After trying a couple different methods, the Average TaxAmount after removing null values is 112.95.

Next, we will also impute data for the ExtendedPrice column using (UnitPrice x Quantity) + TaxAmount.

In [None]:
df['ExtendedPrice'] = (df['UnitPrice'] * df['Quantity']) + df['TaxAmount']

In [None]:
df.describe()

In [None]:
df['ExtendedPrice'].mean().round(2)

Outliers: Observing the Quantity and ExtendedPrice columns, determining the Z-Score:

In [None]:
#Quantity Column:

AvgQuan = df['Quantity'].mean()
StdDevQuan = df['Quantity'].std()

In [None]:
df['Z-ScoreQ'] = (df['Quantity'] - AvgQuan) / StdDevQuan
df.head()

In [None]:
df.loc[df['Z-ScoreQ'] >= 3]

In [None]:
#ExtendedPrice Column
AvgExtPrice = df['ExtendedPrice'].mean()
StdDevExtPrice = df['ExtendedPrice'].std()

In [None]:
df['Z-ScoreExP'] = (df['ExtendedPrice'] - AvgExtPrice) / StdDevExtPrice
df.head()

In [None]:
df.loc[df['Z-ScoreExP'] >= 3]

In [None]:
df.info()

Between Quantity and ExtendedPrice, there are between 4 and 6 thousand outliers. While compared to 230,548 it's not a huge amount, it is worth noting.

Next, the data is checked for duplicates in the InvoiceLineID column since these should have unique IDs.

In [None]:
df[df['InvoiceLineID'].duplicated()]

In [None]:
df.drop_duplicates(subset = 'InvoiceLineID' , inplace= True)

In [None]:
df.info()

At this point, the data is clear of most nulls - the only null values being in the Description column.


## Analysis

*Stuff by Stew* has the most unique invoices at 100,628.

In [None]:
df['Customer'].value_counts()

Looking at the Description and Quantity columns, the *Black and orange fragile despatch tape 48mmx75m* has the highest total quantity sold at 207,108.


In [None]:
df.groupby('Description')['Quantity'].sum().sort_values(ascending=False).reset_index()

In [None]:
df.groupby('Description')['LineProfit'].sum().sort_values(ascending=False).reset_index()

The *20 mm Double sided bubble wrap 50m	* has generated the most total profit at 5,283,560.

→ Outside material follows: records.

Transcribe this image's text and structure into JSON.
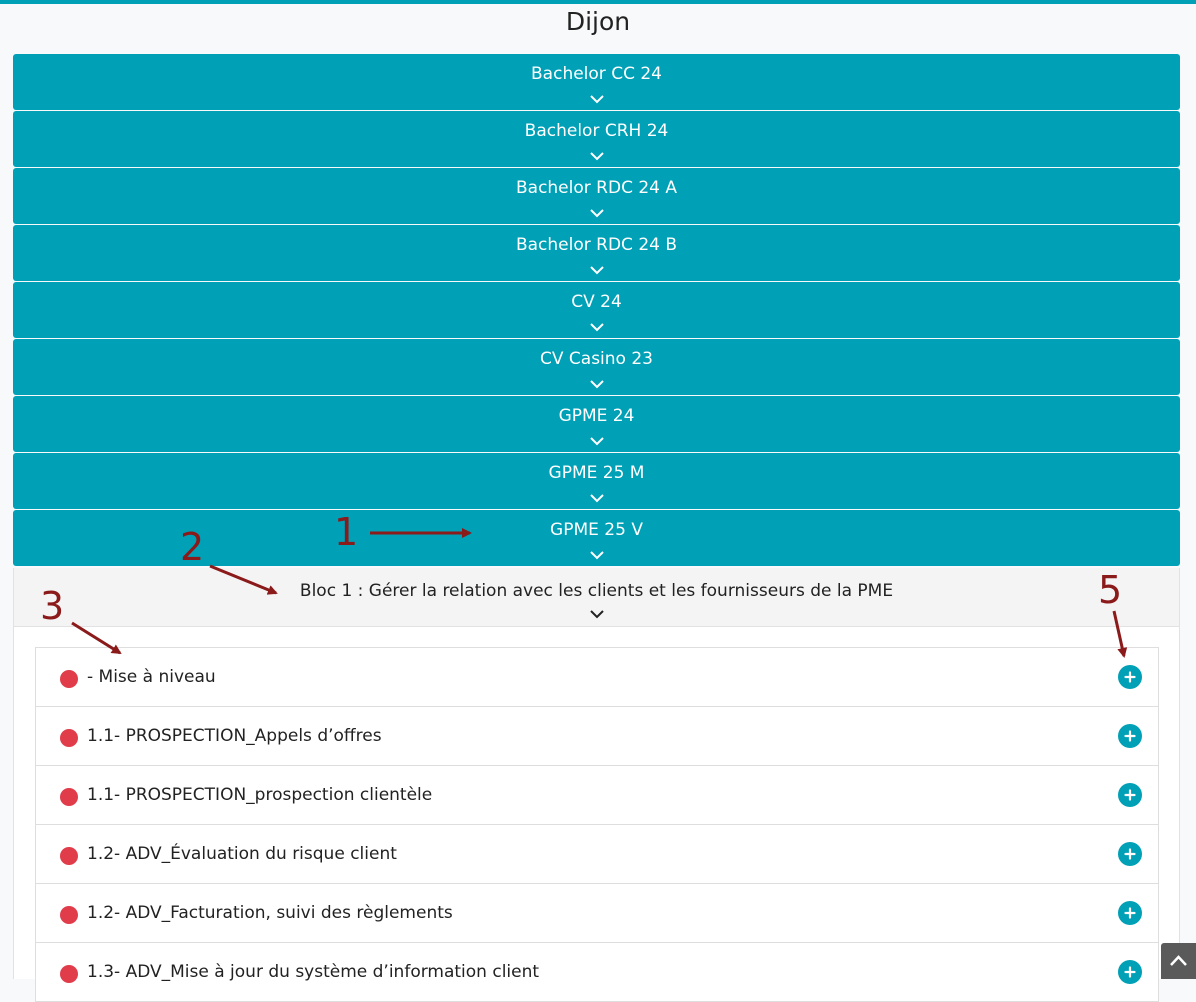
{
  "page": {
    "title": "Dijon",
    "accent_color": "#00a0b6",
    "status_red": "#e03c4a"
  },
  "groups": [
    {
      "label": "Bachelor CC 24"
    },
    {
      "label": "Bachelor CRH 24"
    },
    {
      "label": "Bachelor RDC 24 A"
    },
    {
      "label": "Bachelor RDC 24 B"
    },
    {
      "label": "CV 24"
    },
    {
      "label": "CV Casino 23"
    },
    {
      "label": "GPME 24"
    },
    {
      "label": "GPME 25 M"
    },
    {
      "label": "GPME 25 V"
    }
  ],
  "bloc": {
    "label": "Bloc 1 : Gérer la relation avec les clients et les fournisseurs de la PME"
  },
  "items": [
    {
      "label": "- Mise à niveau",
      "status": "red",
      "icon": "plus-circle-icon"
    },
    {
      "label": "1.1- PROSPECTION_Appels d’offres",
      "status": "red",
      "icon": "plus-circle-icon"
    },
    {
      "label": "1.1- PROSPECTION_prospection clientèle",
      "status": "red",
      "icon": "plus-circle-icon"
    },
    {
      "label": "1.2- ADV_Évaluation du risque client",
      "status": "red",
      "icon": "plus-circle-icon"
    },
    {
      "label": "1.2- ADV_Facturation, suivi des règlements",
      "status": "red",
      "icon": "plus-circle-icon"
    },
    {
      "label": "1.3- ADV_Mise à jour du système d’information client",
      "status": "red",
      "icon": "plus-circle-icon"
    }
  ],
  "annotations": {
    "a1": "1",
    "a2": "2",
    "a3": "3",
    "a5": "5",
    "color": "#8b1a1a"
  },
  "scroll_top": {
    "icon": "chevron-up-icon"
  }
}
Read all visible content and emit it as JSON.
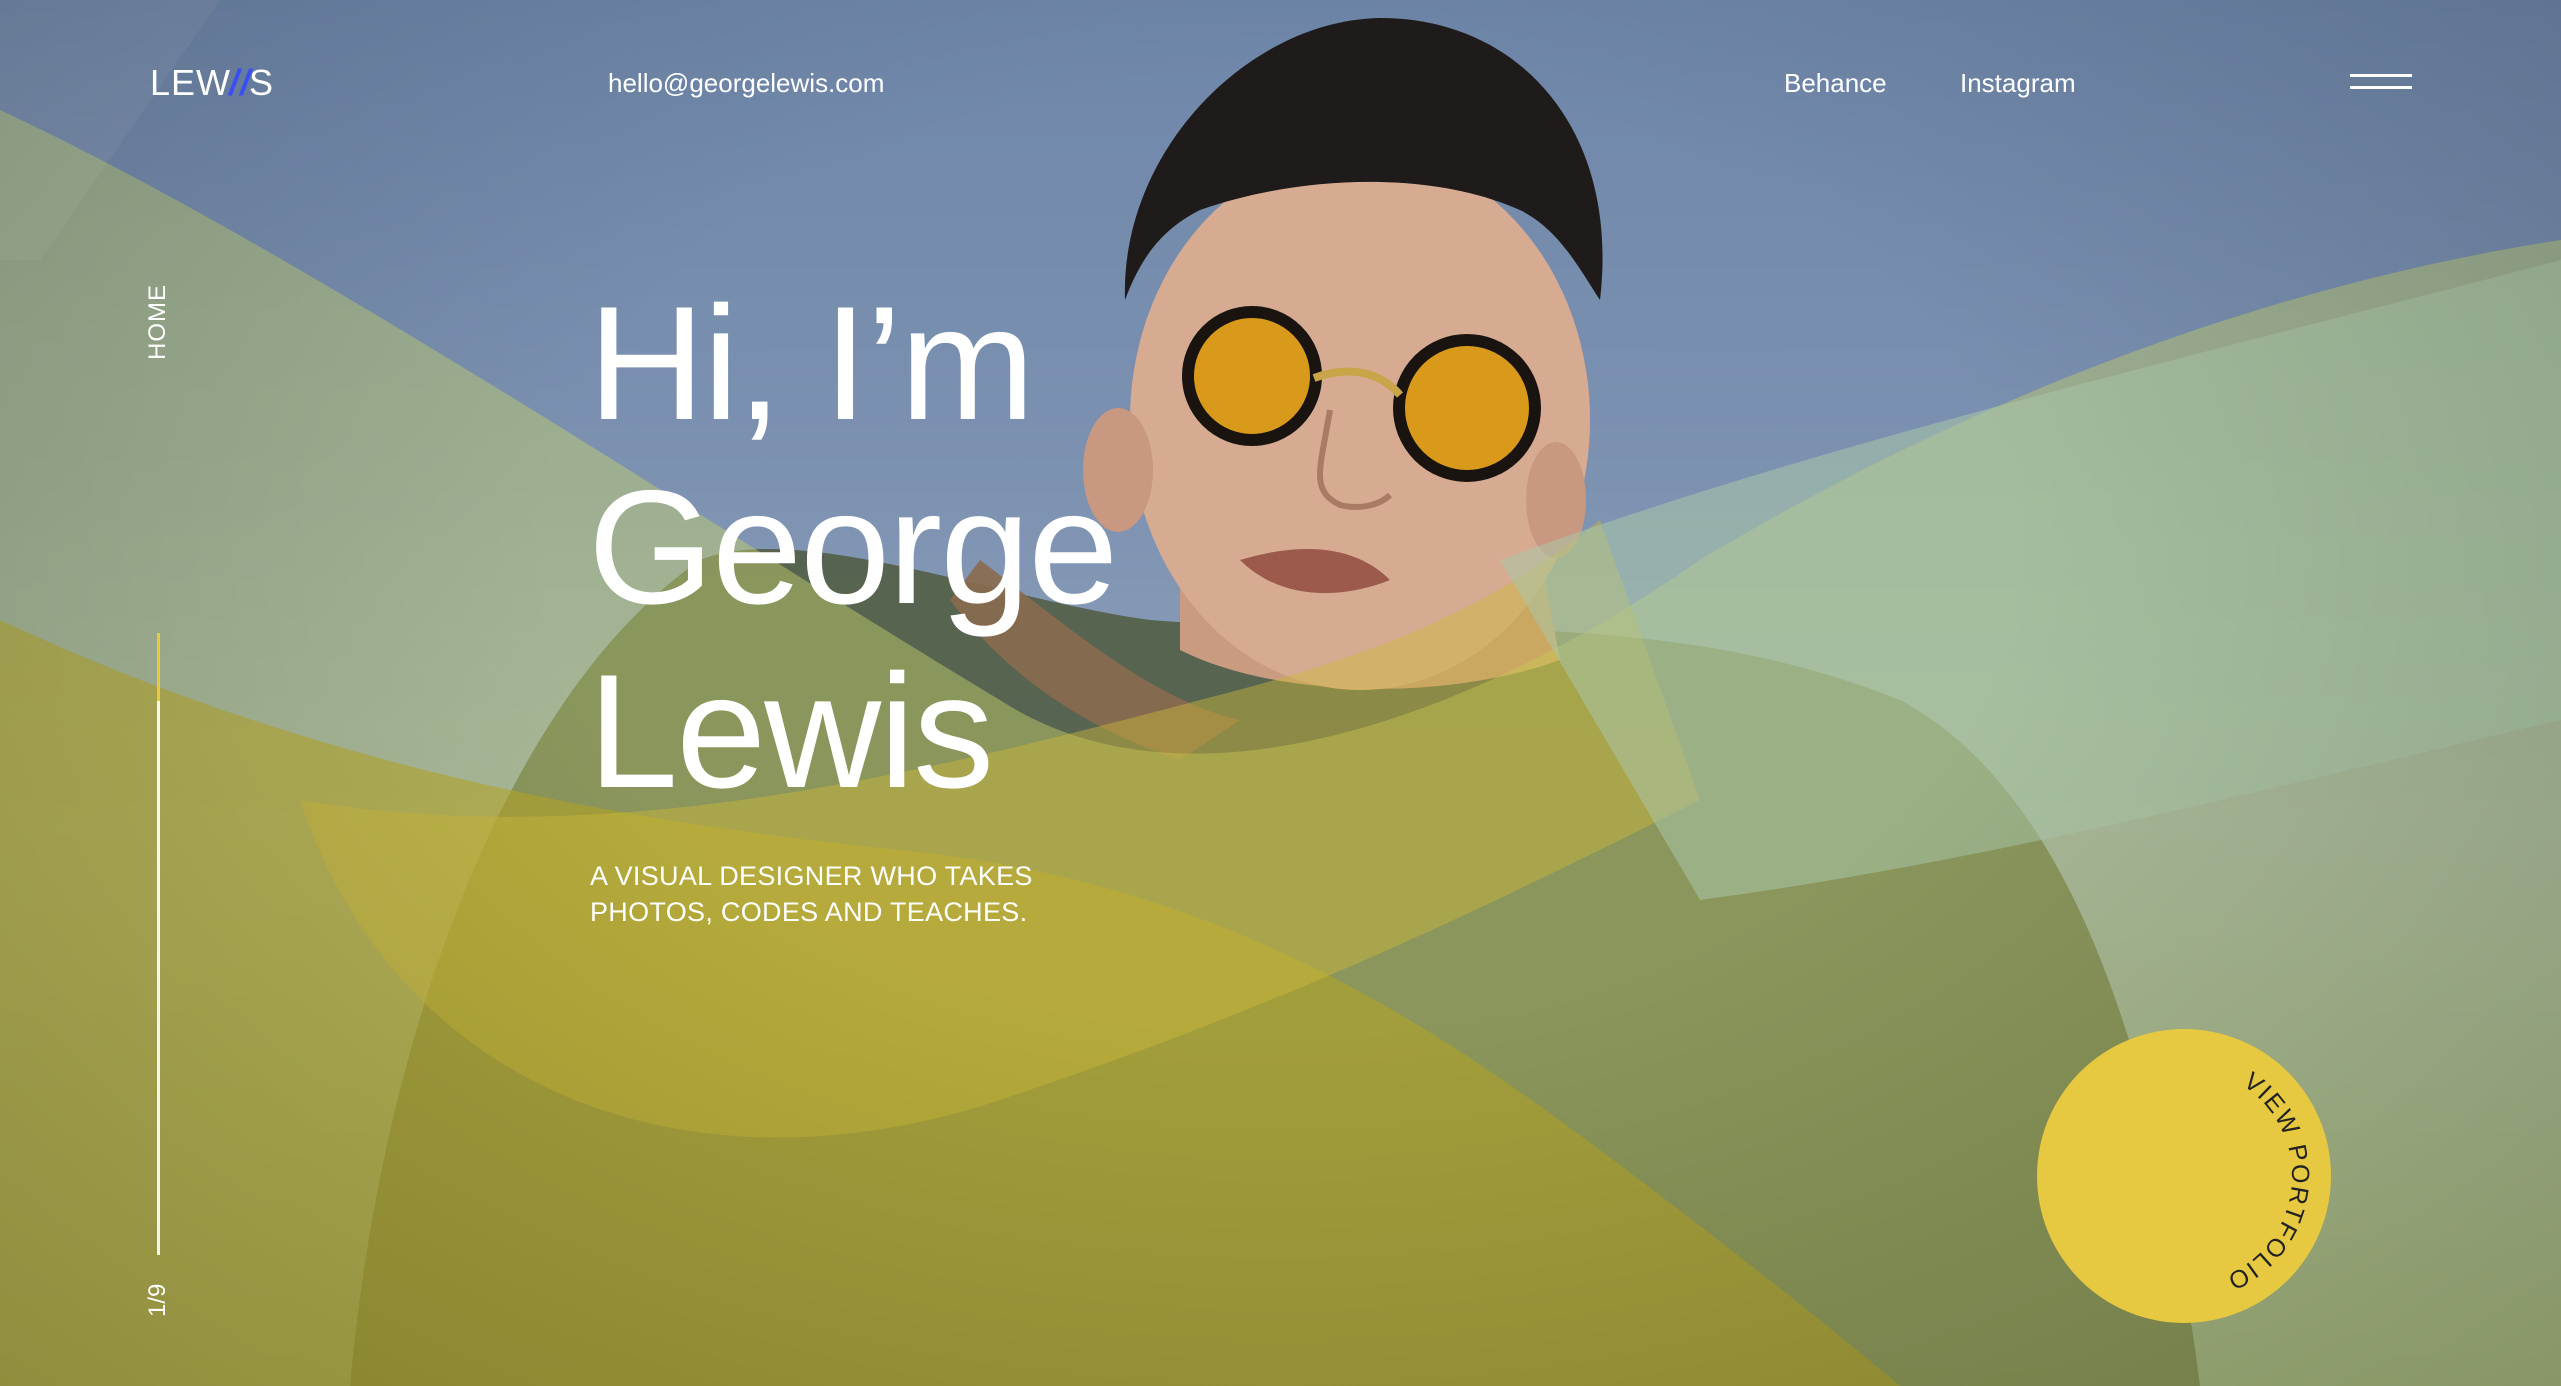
{
  "header": {
    "logo_text": "LEWIS",
    "logo_prefix": "LEW",
    "logo_slash": "//",
    "logo_suffix": "S",
    "email": "hello@georgelewis.com",
    "nav": [
      {
        "label": "Behance"
      },
      {
        "label": "Instagram"
      }
    ],
    "menu_icon": "hamburger-icon"
  },
  "sidebar": {
    "section_label": "HOME",
    "slide_counter": "1/9",
    "progress_fraction": 0.11
  },
  "hero": {
    "title_lines": [
      "Hi, I’m",
      "George",
      "Lewis"
    ],
    "subtitle_lines": [
      "A VISUAL DESIGNER WHO TAKES",
      "PHOTOS, CODES AND TEACHES."
    ]
  },
  "cta": {
    "label": "VIEW PORTFOLIO"
  },
  "colors": {
    "accent_yellow": "#e6c940",
    "logo_slash_blue": "#3b4ef5",
    "text": "#ffffff"
  }
}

On average, *Black and orange fragile despatch tape 48mmx75m* is purchased in greatest quantities in a single order; Quantity of 199.53.
This was determined using the Quantity and Description columns.

In [None]:
itemQuan_per_order = df.groupby(['InvoiceLineID' , 'Description'])['Quantity'].sum().sort_values(ascending=False).reset_index()

In [None]:
itemQuan_per_order.groupby('Description')['Quantity'].mean().sort_values(ascending=False).round(2).reset_index()

## Results
To summarize, we've answered:
- Which customer has the most invoices? *Stuff by Stew* has 100,628 unique invoices.
- Which item has the highest total quantity sold? *Black and orange fragile despatch tape 48mmx75m* has the highest total quantity sold at 207,108.
- Which item has generated the most total profit? *The *20 mm Double sided bubble wrap 50m* has generated the most total profit at 5,283,560.
- Which item do customers purchase the most quantity of, on average? *Black and orange fragile despatch tape 48mmx75m* with an average quantity of 199.53.